Chinese unicorn iCarbonX buys image analysis player to establish data crunching outpost

China-Israeli cooperation

Jun Wang’s iCarbonX has dipped into its Series A haul to buy Imagu Vision, an Israeli startup active in identifying and analyzing medical images. The acquisition will turn Imagu Vision into the data analysis outpost of iCarbonX, giving it a key role in Wang’s attempt to build an artificial intelligence-enabled health data mining powerhouse.

In the period since Wang stepped down as CEO of BGI to start iCarbonX, details of his ambitions for the company have emerged in dribs and drabs. The acquisition of Imagu Vision, and the comments of its CEO Mor Amitai to Globes, add another piece of the puzzle.

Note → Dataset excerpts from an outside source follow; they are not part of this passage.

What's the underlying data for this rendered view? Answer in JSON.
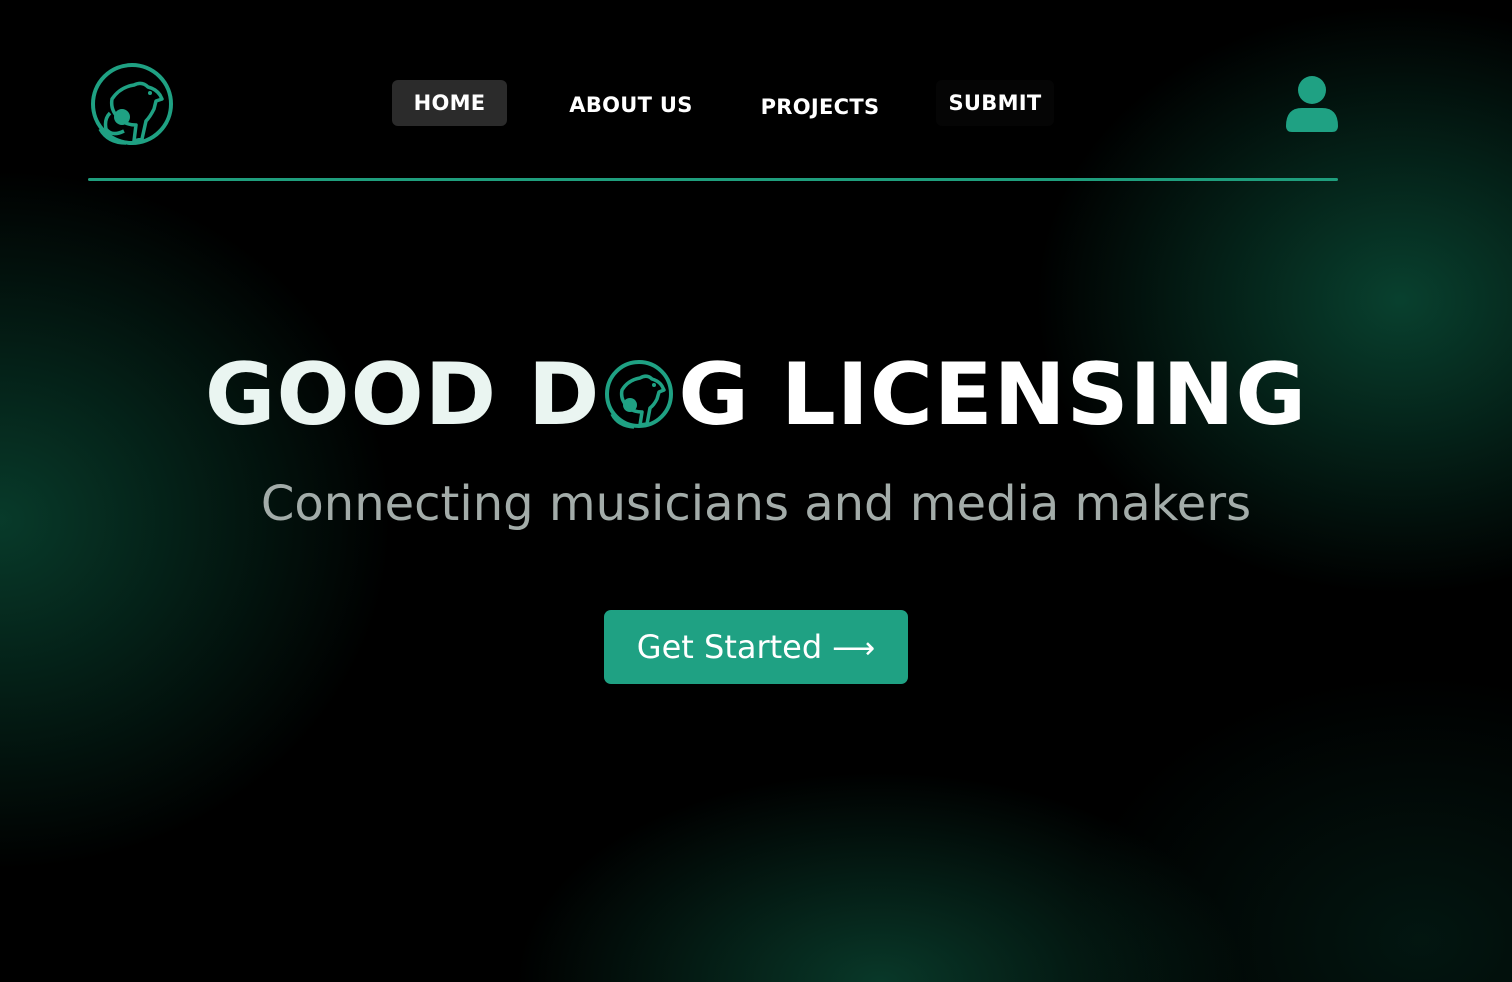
{
  "brand": {
    "logo_icon": "dog-headphones-logo",
    "accent_color": "#1fa183"
  },
  "nav": {
    "items": [
      {
        "label": "HOME",
        "active": true
      },
      {
        "label": "ABOUT US",
        "active": false
      },
      {
        "label": "PROJECTS",
        "active": false
      },
      {
        "label": "SUBMIT",
        "active": false
      }
    ],
    "user_icon": "user-icon"
  },
  "hero": {
    "title_part1": "GOOD D",
    "title_part2": "G LICENSING",
    "subtitle": "Connecting musicians and media makers",
    "cta_label": "Get Started",
    "cta_arrow": "⟶"
  }
}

Imagu Vision is being rebranded as iCarbonX Israel--with Amitai becoming CTO--and will reportedly become the main development center of its Chinese parent, although the executive acknowledges there may be resistance to this idea.

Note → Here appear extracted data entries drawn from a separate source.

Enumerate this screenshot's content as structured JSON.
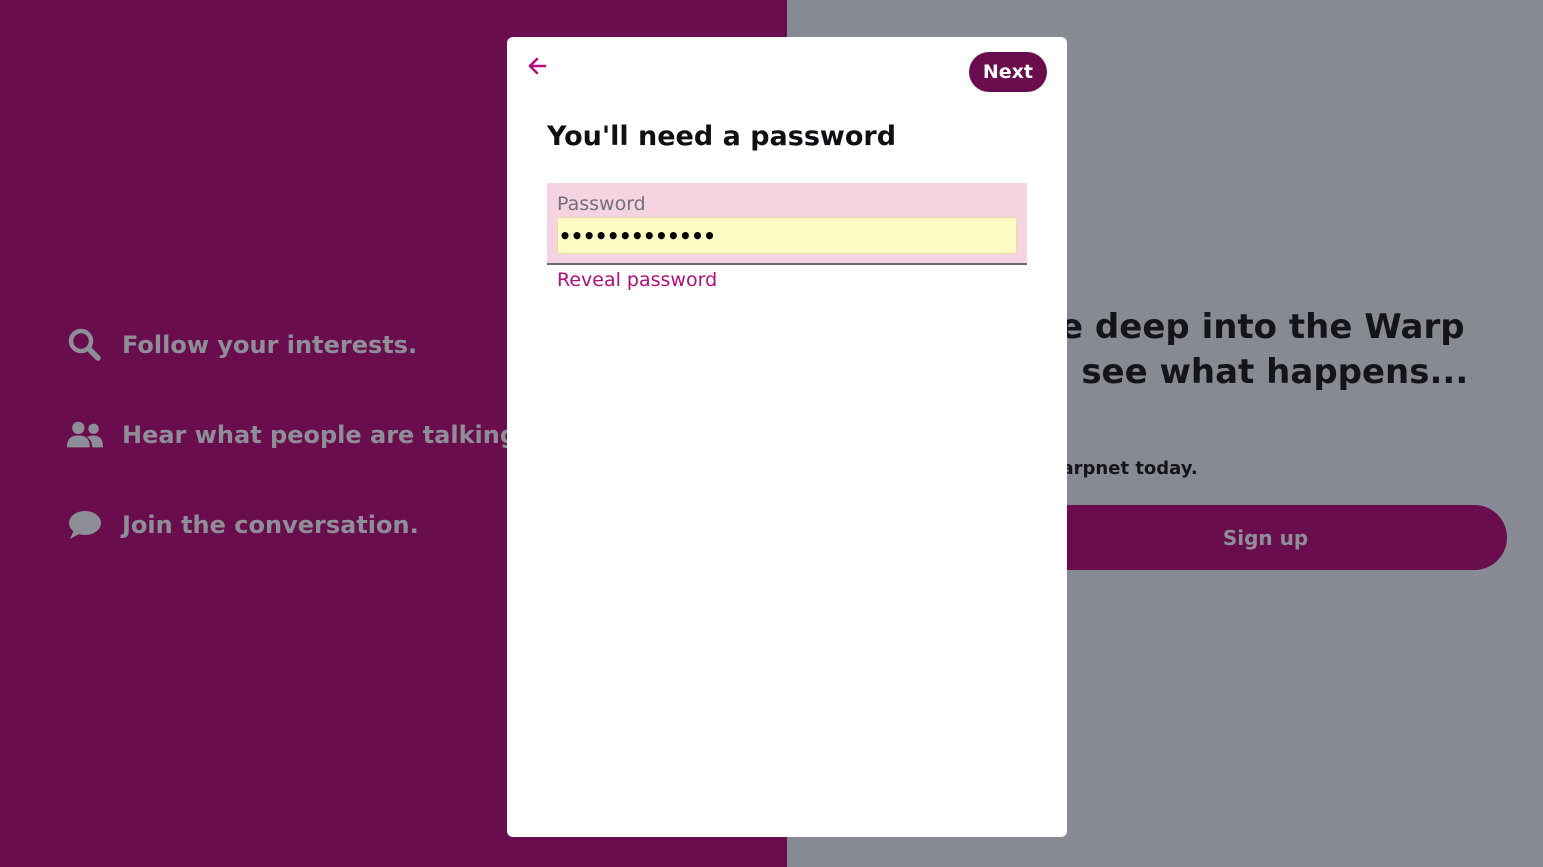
{
  "background": {
    "features": [
      {
        "icon": "search-icon",
        "label": "Follow your interests."
      },
      {
        "icon": "people-icon",
        "label": "Hear what people are talking about."
      },
      {
        "icon": "chat-bubble-icon",
        "label": "Join the conversation."
      }
    ],
    "headline": "Dive deep into the Warp\nand see what happens...",
    "join_text": "Join Warpnet today.",
    "signup_label": "Sign up"
  },
  "modal": {
    "back_icon": "arrow-left-icon",
    "next_label": "Next",
    "title": "You'll need a password",
    "password": {
      "label": "Password",
      "value": "•••••••••••••"
    },
    "reveal_label": "Reveal password"
  },
  "colors": {
    "brand": "#6a0d4f",
    "accent_link": "#b00f7a",
    "muted_text": "#8e8f96",
    "right_panel": "#878a92",
    "field_background": "#f5d3e1",
    "autofill_background": "#fffbc4"
  }
}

"It won't be easy to convince them that it can be done in Israel, and that the most suitable people for this task are here," Amitai said. "I don't know of any foreign companies not originally founded in Israel that have decided that their main development center will be in Israel."

With China increasingly looking to Israel as a source of innovation--and Israel to China as a source of money and customers--the idea of an offshore development center is in keeping with current trends, though. And, for Wang, who is under pressure to deliver on the promise that attracted a $155 million Series A at a $1 billion valuation, the appeal of an off-the-shelf team is understandable.

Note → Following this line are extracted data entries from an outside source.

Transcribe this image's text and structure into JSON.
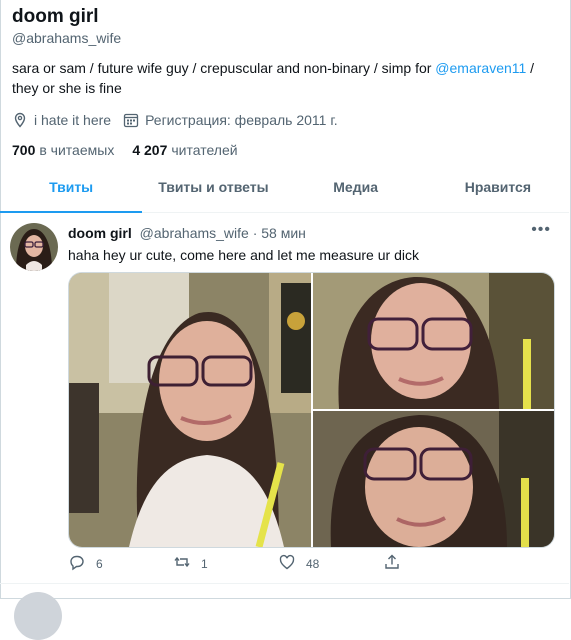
{
  "profile": {
    "name": "doom girl",
    "handle": "@abrahams_wife",
    "bio_text": "sara or sam / future wife guy / crepuscular and non-binary / simp for ",
    "bio_mention": "@emaraven11",
    "bio_after": " / they or she is fine",
    "location": "i hate it here",
    "joined": "Регистрация: февраль 2011 г.",
    "following_count": "700",
    "following_label": "в читаемых",
    "followers_count": "4 207",
    "followers_label": "читателей"
  },
  "tabs": [
    {
      "label": "Твиты",
      "active": true
    },
    {
      "label": "Твиты и ответы"
    },
    {
      "label": "Медиа"
    },
    {
      "label": "Нравится"
    }
  ],
  "tweet": {
    "author": "doom girl",
    "handle": "@abrahams_wife",
    "time": "· 58 мин",
    "text": "haha hey ur cute, come here and let me measure ur dick",
    "replies": "6",
    "retweets": "1",
    "likes": "48"
  },
  "colors": {
    "accent": "#1d9bf0",
    "muted": "#536471",
    "text": "#0f1419"
  }
}
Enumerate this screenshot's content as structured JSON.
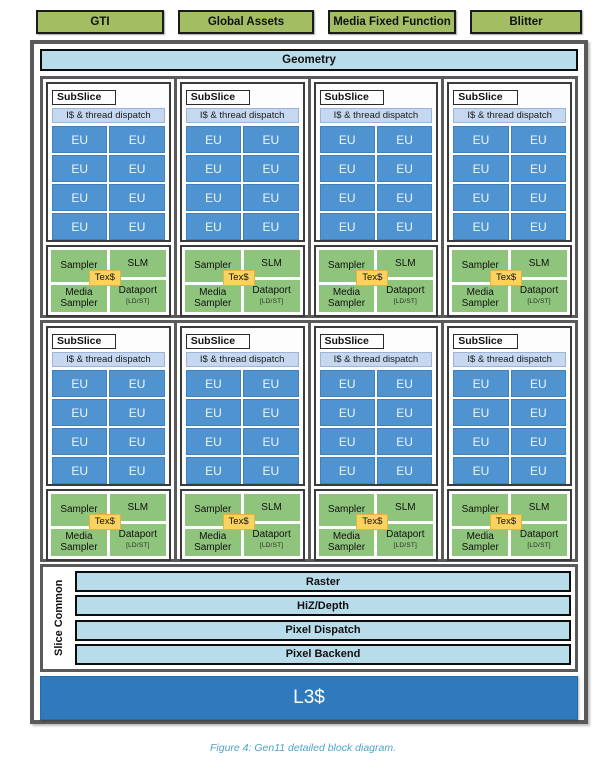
{
  "figure": {
    "caption": "Figure 4: Gen11 detailed block diagram."
  },
  "colors": {
    "green_bar": "#a3bd63",
    "light_blue_bar": "#b9dceb",
    "eu_blue": "#4f93d1",
    "l3_blue": "#2f79bd",
    "sampler_green": "#8fc47c",
    "texcache_yellow": "#fbd160",
    "dispatch_blue": "#c5d8ef",
    "frame_gray": "#5a5a5a",
    "caption_blue": "#4fa3c7"
  },
  "top_blocks": [
    {
      "label": "GTI"
    },
    {
      "label": "Global Assets"
    },
    {
      "label": "Media Fixed Function"
    },
    {
      "label": "Blitter"
    }
  ],
  "geometry": {
    "label": "Geometry"
  },
  "subslice": {
    "title": "SubSlice",
    "thread_dispatch": "I$ & thread dispatch",
    "eu_label": "EU",
    "eu_count": 8,
    "sampler": "Sampler",
    "texcache": "Tex$",
    "media_sampler_line1": "Media",
    "media_sampler_line2": "Sampler",
    "slm": "SLM",
    "dataport": "Dataport",
    "dataport_sub": "[LD/ST]"
  },
  "slice_rows": [
    {
      "name": "subslice-row-1",
      "columns": 4
    },
    {
      "name": "subslice-row-2",
      "columns": 4
    }
  ],
  "slice_common": {
    "label": "Slice Common",
    "bars": [
      {
        "label": "Raster"
      },
      {
        "label": "HiZ/Depth"
      },
      {
        "label": "Pixel Dispatch"
      },
      {
        "label": "Pixel Backend"
      }
    ]
  },
  "l3_cache": {
    "label": "L3$"
  }
}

In Imagu Vision, Wang is gaining access to a team that cut its teeth at Israeli genomics-driven drug discovery shop Compugen ($CGEN). Amitai and Naomi Keren, who is stepping up to the CEO role after the acquisition, left Compugen and bootstrapped the creation of Imagu Vision. The startup initially looked to apply its image analysis capabilities to multiple industries, before committing more and more time to the medical sector.

"For me, the combination of big data and medicine is an old dream from when I was at Compugen, and here I was able to close a circle,” Amitai said. “Joining iCarbonX, with its large databases and its vision, is making a dream come true in a way I never conceived.”